Degree measure or British System.

In this system each right angle is divided into 90 equal parts is called as $1^0$ ( 1 degree ). Further $1^0$ is divided into 60 equal parts called as minute and each minuets is divided into 60 equal part called as seconds.

1 right angle = $90^0$

1 degree ($1^0$) = 60′      ( 60 minutes )

1 Minutes ( 1′) = 60″     ( 60 Seconds )

The angle subtended by the length of arc equal to the radius of the circle at center of the circle is called as one radian ( 1 radian ).

Conversion of degree into radians and vise versa.

$180^0$ = $\pi$ radians

Radian measure = $\cfrac{\pi}{180}$ x ( Degree measure )

Degree measure = $\cfrac{180}{\pi}$ x ( Radian measure )

#### Relation between Length of arc, radius of circle and angle subtended at center

Let O be the center of circle C with radius r, Let length of arc $\overset{\large\frown}{PQ}$ be $l$ and angle subtended at center of circle O is $\theta$.

We know that angle subtended at center of circle is directly proportional to length of arc.

When length of arc $l$ = r where r is radius of circle then angle subtended is 1 radian.

Hence $\cfrac{\text{(length of arc)}}{r}$ = $\cfrac{\theta}{1}$

Hence $\theta\,=\,\cfrac{l}{r}$

Example 1.

A wheel makes 30 revolutions per minute.
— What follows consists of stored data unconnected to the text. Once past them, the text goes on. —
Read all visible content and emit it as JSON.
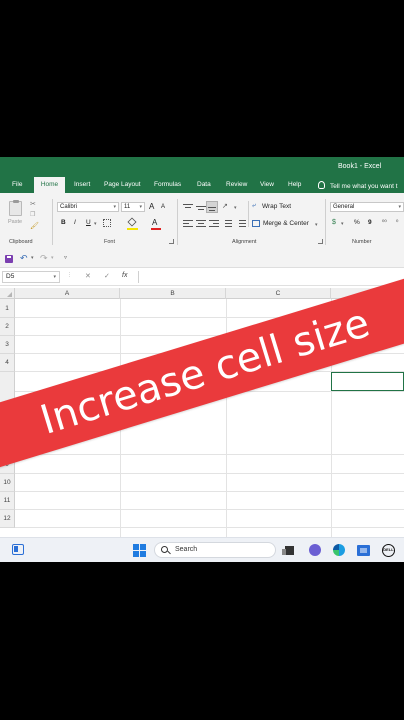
{
  "window": {
    "title": "Book1 - Excel"
  },
  "tabs": [
    "File",
    "Home",
    "Insert",
    "Page Layout",
    "Formulas",
    "Data",
    "Review",
    "View",
    "Help"
  ],
  "active_tab": "Home",
  "tell_me": "Tell me what you want t",
  "ribbon": {
    "clipboard": {
      "paste_label": "Paste",
      "group_label": "Clipboard"
    },
    "font": {
      "name": "Calibri",
      "size": "11",
      "bold": "B",
      "italic": "I",
      "underline": "U",
      "grow": "A",
      "shrink": "A",
      "font_color_glyph": "A",
      "group_label": "Font"
    },
    "alignment": {
      "wrap_text": "Wrap Text",
      "merge_center": "Merge & Center",
      "group_label": "Alignment"
    },
    "number": {
      "format": "General",
      "percent": "%",
      "comma": "9",
      "group_label": "Number"
    }
  },
  "formula_bar": {
    "name_box": "D5",
    "cancel": "✕",
    "enter": "✓",
    "fx": "fx",
    "value": ""
  },
  "grid": {
    "columns": [
      "A",
      "B",
      "C"
    ],
    "rows": [
      "1",
      "2",
      "3",
      "4",
      "9",
      "10",
      "11",
      "12"
    ],
    "active_cell": "D5"
  },
  "taskbar": {
    "search_placeholder": "Search"
  },
  "banner": {
    "text": "Increase cell size",
    "color": "#ea3a3c"
  },
  "colors": {
    "excel_green": "#217346",
    "ribbon_bg": "#f3f3f3",
    "grid_line": "#e3e3e3"
  }
}
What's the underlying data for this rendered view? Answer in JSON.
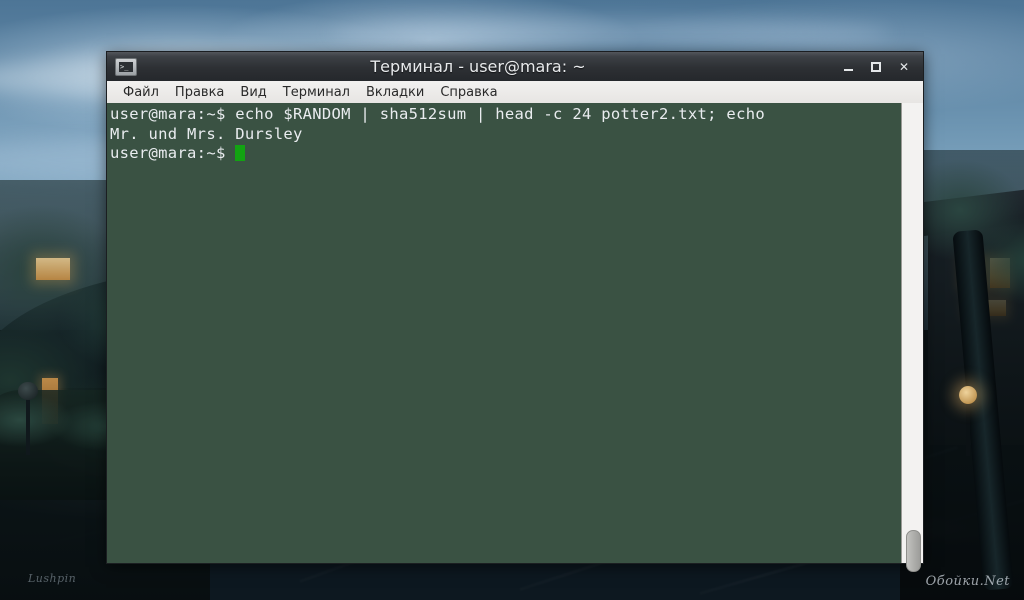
{
  "desktop": {
    "wallpaper_description": "evening street scene with blue cloudy sky, wet pavement, dark trees and a lit house",
    "watermark_left": "Lushpin",
    "watermark_right": "Обойки.Net",
    "sky_color": "#6d95b2",
    "street_color": "#3f6480"
  },
  "window": {
    "title": "Терминал - user@mara: ~",
    "icon": "terminal-icon",
    "icon_glyph": ">_",
    "controls": {
      "minimize": "–",
      "maximize": "□",
      "close": "✕"
    },
    "menu": [
      {
        "label": "Файл"
      },
      {
        "label": "Правка"
      },
      {
        "label": "Вид"
      },
      {
        "label": "Терминал"
      },
      {
        "label": "Вкладки"
      },
      {
        "label": "Справка"
      }
    ],
    "titlebar_color": "#2d3034",
    "menubar_color": "#ece9e7"
  },
  "terminal": {
    "background_color": "#3a5243",
    "foreground_color": "#e9ecef",
    "cursor_color": "#12a312",
    "lines": [
      {
        "text": "user@mara:~$ echo $RANDOM | sha512sum | head -c 24 potter2.txt; echo"
      },
      {
        "text": "Mr. und Mrs. Dursley"
      },
      {
        "text": "user@mara:~$ "
      }
    ],
    "prompt": "user@mara:~$",
    "command": "echo $RANDOM | sha512sum | head -c 24 potter2.txt; echo",
    "output": "Mr. und Mrs. Dursley",
    "scrollbar": {
      "thumb_position": "bottom"
    }
  }
}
Find the circular measure of the angle described by a spoke in $\cfrac{1}{2}$ second.

Solution 1.

Wheel is making 30 revolutions per minutes.

Hence angle subtended at center in 1 minute is = 30 x 2π = 60π

In 1 minutes we have 60 Seconds.

Hence in 60 Seconds the angle subtended at center = 60π radians.

Therefore in 1 second angle subtended at center = $\cfrac{\cancel{60}\pi}{\cancel{60}}$

Therefore angle subtended at center in $\cfrac{1}{2}$ = $\cfrac{1}{2}$(π) = $\cfrac{\pi}{2}$

Example 2.

In two circles arcs of equal length subtend angles of $60^0$ and $75^0$ at there centers. Find the ratio of there radii.

Solution 2.

Let Length of arc, radii and angle subtended at center of circles being $l_1,\,r_1,\,\theta_1$ and $l_2,\,r_2,\,\theta_2$ respectively.

Given $\theta_1\,=\,60^0$ and $\theta_2\,=\,75^0$

Since  $l_1\,=\,l_2$ ⇒ $r_1\theta_1$ = $r_2\theta_2$

Hence   $r_1\times 60^0$ = $r_2\times 75^0$

Therefore $\cfrac{r_1}{r_2}$ = $\cfrac{75}{60}$

Therefore $\cfrac{r_1}{r_2}$ = $\cfrac{5}{4}$

Hence radii are in ratio of 5:4.

### Relation between Interior angle and sides of regular polygon.

Let $A_1,A_2,A_3,…,A_n$ be the vertices of n sided regular polygon. Let O be the center of the polygon.

Considering the triangle $OA_1A_2$

Let $\angle OA_1A_2$ = $\angle OA_2A_1$ = $\theta$

Using sum of angles of triangle is $\pi$ radians. we get $\angle A_1OA_2$ = $\pi \,-\, 2\theta$

Hence Total angle at center of polygon = $n(\pi \,-\,2\theta)$ = $2\pi$

Hence   Sum of all internal angles.  2n$\theta$ = (n – 2)$\pi$   where 2$\theta$ is one of internal angle.

Hence each internal angle is (2$\theta$) = $\cfrac{(n-2)}{n}\pi$

Example 3.

Find each interior angle of a regular pentagon in circular measure.

Solution 3.

Given number of sides of pentagon (n) = 5

Hence each interior angle of pentagon = $\cfrac{(n\,-\,2)}{n}\pi$

Therefore for n = 5 each interior angle is = $\cfrac{5\,-\,2}{5}\pi$

Hence   Each interior angle of regular pentagon = $\cfrac{3}{5}\pi$

Example 4.

The number of sides in two regular polygons are in ratio 5 : 4 and difference between their internal angle is $9^0$, find the number of sides of of two polygons.

Solution 4.

Let number of sides of two polygons are 5n and 4n.

Given difference of internal angle is $9^0$

Therefore   $\cfrac{(5n\, -\, 2)}{5n}180^0$ – $\cfrac{(4n\,-\,2)}{4n}180^0$ = $9^0$

Therefore   4(5n – 2) – 5(4n – 2) = n

Hence   n = 2 therefor number of sides are 10 and 8.